West’s work is well known to Seattle Rep patrons. In late 2019, her musical play Shout Sister! Shout! debuted at the theater, raising the roof as it related the story of innovative gospel artist Sister Rosetta Tharpe. And the theatre has staged additional works by the prolific West, including Pullman Porter Blues and Holiday Heart.

Most recently, Seattle Rep invited West to kick off a new pandemic-inspired series “Plays in Process,” which aims to whet the appetite of grounded theater lovers with Zoom presentations about forthcoming productions.

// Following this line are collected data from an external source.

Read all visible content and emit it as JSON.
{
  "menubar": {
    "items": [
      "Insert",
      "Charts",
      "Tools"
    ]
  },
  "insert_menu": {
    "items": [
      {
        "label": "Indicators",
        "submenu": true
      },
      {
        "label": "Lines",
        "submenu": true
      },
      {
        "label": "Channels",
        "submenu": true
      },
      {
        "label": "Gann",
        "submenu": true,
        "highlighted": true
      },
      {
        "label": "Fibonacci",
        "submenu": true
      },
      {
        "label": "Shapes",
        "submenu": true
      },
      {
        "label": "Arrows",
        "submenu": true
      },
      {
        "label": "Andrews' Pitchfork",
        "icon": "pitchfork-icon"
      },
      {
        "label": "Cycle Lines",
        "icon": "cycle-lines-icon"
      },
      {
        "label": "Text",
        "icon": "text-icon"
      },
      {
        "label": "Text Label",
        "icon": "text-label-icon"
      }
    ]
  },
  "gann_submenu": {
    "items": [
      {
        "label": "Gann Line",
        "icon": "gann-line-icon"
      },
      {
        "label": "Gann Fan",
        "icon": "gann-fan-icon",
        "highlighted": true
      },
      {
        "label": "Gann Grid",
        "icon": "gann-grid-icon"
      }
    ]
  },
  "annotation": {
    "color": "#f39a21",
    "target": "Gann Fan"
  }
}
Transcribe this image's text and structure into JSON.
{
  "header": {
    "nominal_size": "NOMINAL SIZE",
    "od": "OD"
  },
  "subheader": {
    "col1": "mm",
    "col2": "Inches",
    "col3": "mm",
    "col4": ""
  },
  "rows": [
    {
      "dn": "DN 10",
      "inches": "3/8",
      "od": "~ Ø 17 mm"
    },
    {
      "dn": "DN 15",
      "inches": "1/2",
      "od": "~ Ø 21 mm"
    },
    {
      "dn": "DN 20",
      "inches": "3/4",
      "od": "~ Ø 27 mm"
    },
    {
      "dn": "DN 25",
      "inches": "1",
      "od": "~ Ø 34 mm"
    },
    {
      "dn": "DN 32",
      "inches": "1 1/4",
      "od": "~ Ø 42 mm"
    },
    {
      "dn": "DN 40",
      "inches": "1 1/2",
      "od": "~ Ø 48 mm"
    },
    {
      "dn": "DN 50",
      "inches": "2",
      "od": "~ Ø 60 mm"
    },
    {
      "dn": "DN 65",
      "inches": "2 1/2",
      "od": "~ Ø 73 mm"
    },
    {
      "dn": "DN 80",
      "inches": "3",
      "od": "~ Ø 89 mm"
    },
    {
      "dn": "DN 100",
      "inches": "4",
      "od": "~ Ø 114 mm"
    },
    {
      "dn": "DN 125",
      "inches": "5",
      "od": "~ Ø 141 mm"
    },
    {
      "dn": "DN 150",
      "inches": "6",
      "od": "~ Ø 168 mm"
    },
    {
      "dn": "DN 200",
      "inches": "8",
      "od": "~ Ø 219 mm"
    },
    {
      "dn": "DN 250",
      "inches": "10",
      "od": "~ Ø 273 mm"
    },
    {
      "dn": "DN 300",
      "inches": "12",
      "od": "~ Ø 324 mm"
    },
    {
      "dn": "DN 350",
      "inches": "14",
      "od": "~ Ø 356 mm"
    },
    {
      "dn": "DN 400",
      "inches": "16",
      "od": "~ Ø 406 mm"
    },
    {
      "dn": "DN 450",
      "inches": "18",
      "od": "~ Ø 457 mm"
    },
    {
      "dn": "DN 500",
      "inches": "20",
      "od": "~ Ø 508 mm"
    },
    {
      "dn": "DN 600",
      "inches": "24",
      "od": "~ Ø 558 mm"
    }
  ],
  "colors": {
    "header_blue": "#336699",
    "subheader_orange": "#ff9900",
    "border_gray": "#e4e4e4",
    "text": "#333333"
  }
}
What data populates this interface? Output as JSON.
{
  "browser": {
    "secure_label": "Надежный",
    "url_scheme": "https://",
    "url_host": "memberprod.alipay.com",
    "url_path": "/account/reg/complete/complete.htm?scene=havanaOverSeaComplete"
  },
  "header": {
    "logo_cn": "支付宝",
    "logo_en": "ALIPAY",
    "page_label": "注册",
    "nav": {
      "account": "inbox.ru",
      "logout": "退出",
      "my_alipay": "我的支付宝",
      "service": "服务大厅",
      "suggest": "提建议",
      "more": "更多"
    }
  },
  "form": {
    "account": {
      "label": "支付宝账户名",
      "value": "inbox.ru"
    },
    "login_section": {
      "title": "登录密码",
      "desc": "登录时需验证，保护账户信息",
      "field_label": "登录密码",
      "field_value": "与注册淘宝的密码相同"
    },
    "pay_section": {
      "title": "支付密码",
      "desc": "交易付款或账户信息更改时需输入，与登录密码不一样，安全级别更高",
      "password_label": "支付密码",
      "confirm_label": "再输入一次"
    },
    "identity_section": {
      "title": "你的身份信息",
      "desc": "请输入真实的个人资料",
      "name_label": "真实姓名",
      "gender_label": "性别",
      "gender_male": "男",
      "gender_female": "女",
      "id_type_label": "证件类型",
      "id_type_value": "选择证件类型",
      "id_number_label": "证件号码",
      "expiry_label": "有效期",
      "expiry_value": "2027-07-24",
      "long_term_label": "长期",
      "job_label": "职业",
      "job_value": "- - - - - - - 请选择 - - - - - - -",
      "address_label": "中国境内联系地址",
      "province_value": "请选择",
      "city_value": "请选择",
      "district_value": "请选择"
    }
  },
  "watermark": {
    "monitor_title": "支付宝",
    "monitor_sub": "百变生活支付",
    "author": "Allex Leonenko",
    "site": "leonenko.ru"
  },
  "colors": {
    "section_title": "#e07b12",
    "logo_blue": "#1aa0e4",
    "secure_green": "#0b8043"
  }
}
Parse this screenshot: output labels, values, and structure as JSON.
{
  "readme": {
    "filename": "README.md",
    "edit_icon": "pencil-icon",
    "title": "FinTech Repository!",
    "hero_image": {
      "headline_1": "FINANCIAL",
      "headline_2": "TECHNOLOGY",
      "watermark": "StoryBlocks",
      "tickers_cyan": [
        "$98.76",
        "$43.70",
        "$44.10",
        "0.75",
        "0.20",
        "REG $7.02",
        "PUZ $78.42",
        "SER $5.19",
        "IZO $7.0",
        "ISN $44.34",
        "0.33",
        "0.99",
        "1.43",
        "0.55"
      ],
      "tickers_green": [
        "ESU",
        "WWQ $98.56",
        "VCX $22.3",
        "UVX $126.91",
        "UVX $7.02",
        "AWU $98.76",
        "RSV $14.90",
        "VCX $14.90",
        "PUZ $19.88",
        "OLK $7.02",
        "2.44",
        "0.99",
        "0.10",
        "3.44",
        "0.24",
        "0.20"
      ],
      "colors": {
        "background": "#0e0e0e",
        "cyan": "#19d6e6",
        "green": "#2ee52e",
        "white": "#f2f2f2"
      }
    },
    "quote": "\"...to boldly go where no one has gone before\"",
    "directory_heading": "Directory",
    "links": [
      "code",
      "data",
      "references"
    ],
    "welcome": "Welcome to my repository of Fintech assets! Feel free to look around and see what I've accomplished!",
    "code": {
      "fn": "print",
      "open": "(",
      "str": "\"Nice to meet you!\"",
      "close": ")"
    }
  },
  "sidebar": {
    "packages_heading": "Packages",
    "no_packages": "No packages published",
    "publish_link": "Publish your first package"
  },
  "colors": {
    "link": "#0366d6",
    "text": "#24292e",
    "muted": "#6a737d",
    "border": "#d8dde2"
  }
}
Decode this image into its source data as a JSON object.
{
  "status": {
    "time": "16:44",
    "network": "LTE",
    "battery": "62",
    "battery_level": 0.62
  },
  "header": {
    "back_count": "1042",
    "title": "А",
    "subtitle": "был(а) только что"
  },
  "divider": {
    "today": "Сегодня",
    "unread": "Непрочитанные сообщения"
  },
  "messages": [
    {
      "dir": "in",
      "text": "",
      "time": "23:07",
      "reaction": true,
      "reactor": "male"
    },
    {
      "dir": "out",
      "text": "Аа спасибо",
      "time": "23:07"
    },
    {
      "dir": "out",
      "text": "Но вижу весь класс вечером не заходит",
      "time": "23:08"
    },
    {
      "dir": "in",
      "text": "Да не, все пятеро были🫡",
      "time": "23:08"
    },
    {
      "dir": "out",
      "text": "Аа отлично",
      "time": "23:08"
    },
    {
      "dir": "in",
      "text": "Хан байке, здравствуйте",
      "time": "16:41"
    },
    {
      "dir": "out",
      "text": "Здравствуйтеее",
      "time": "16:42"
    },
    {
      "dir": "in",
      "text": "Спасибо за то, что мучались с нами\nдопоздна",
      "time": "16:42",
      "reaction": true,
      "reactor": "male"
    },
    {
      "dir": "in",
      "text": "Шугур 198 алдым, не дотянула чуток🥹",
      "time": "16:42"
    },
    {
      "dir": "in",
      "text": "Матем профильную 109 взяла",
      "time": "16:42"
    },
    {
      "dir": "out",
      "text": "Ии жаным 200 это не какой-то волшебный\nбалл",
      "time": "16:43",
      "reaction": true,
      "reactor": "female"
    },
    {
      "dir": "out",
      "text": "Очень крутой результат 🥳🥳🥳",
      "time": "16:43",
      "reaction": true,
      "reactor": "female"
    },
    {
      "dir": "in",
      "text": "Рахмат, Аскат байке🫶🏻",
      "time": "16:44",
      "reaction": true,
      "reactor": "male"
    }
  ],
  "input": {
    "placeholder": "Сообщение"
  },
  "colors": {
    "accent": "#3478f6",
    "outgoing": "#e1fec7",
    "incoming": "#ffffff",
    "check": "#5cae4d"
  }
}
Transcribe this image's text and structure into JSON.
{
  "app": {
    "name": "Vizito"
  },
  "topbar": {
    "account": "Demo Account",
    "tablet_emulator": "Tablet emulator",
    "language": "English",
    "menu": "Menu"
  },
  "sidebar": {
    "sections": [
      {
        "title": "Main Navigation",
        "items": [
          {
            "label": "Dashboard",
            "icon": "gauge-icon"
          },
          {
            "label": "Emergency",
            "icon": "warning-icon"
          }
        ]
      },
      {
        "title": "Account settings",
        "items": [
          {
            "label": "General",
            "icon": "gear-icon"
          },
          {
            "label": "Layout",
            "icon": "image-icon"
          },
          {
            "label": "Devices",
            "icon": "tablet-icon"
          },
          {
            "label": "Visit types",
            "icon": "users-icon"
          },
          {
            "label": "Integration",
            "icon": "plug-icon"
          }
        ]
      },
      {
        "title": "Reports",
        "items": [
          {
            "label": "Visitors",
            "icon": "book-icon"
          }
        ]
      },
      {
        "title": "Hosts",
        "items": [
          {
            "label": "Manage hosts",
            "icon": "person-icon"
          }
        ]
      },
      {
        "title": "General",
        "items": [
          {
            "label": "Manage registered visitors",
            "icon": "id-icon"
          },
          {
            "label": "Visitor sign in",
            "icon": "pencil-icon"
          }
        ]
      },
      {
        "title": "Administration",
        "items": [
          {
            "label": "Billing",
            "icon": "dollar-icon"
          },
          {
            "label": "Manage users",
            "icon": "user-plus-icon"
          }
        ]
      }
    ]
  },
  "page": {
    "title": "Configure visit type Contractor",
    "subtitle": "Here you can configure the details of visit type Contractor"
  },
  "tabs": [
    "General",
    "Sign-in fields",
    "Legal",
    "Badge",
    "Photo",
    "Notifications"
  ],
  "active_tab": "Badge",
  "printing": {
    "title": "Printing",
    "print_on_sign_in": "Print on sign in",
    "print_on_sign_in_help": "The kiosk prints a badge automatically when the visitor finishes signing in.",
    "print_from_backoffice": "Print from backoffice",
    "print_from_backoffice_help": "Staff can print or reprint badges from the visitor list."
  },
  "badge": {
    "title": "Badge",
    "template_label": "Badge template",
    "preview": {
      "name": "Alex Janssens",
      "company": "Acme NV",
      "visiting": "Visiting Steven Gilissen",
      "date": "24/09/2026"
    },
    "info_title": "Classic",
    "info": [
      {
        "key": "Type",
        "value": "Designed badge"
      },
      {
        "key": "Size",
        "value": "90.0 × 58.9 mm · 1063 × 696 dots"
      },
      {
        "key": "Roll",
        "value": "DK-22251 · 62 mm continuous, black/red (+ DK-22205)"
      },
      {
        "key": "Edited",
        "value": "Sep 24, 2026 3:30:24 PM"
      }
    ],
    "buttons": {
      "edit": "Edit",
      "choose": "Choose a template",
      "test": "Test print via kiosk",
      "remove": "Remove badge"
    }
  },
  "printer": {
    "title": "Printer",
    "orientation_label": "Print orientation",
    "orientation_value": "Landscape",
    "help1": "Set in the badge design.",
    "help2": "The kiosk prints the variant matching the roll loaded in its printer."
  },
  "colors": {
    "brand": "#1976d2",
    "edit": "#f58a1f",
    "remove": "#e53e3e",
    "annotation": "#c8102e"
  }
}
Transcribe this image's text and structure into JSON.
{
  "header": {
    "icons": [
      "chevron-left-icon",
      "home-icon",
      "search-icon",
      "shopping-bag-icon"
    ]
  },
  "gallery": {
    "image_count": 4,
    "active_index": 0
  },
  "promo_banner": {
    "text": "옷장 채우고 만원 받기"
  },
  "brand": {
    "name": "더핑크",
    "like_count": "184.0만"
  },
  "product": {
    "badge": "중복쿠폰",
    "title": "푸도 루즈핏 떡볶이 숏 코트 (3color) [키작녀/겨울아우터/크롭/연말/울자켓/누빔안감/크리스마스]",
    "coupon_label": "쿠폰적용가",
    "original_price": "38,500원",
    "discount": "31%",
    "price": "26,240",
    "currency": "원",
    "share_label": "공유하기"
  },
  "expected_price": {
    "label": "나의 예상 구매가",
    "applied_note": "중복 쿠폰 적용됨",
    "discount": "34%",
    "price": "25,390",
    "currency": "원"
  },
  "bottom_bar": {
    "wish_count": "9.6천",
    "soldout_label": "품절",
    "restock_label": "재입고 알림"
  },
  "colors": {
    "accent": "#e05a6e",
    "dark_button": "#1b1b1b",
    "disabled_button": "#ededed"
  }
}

The format is simple. Artistic Director Braden Abraham interviews authors, directors and actors about the future shows Seattle Rep has commissioned and plans to produce. It’s a way to offer a glimpse into the creative process of theatrical practitioners. Coming up in the series are discussions about a new adaptation of Shakespeare’s Hamlet and a chat with director Cary Perloff and actors Uma Thurman and David Strathairn about an upcoming production of Henrik Ibsen’s Ghosts.

But it is apropos that the first episode of Plays in Process featured West and several of her collaborators discussing their creation of a timely new piece. Fannie: The Music and Life of Fannie Lou Hamer is a bio-play about the fearless Mississippi sharecropper turned voting rights activist, whose impassioned eloquence at the 1964 Democratic Convention served as a national wake-up call.

Before an audience of several hundred watchers on Seattle Rep’s YouTube channel, West shared why she chose to write a play about Hamer, a work co-commissioned by the Rep and the Goodman Theatre of Chicago. “I’ve always been interested in unsung heroes, people who are no longer with us but have so much to teach us,” she noted. E. Faye Butler, cast as Hamer in the one-actor show, added, “Cheryl always speaks for the lone voices, the women’s voices. I knew who [Hamer] was, but when I was [working] with Cheryl, that’s when she came alive for me.”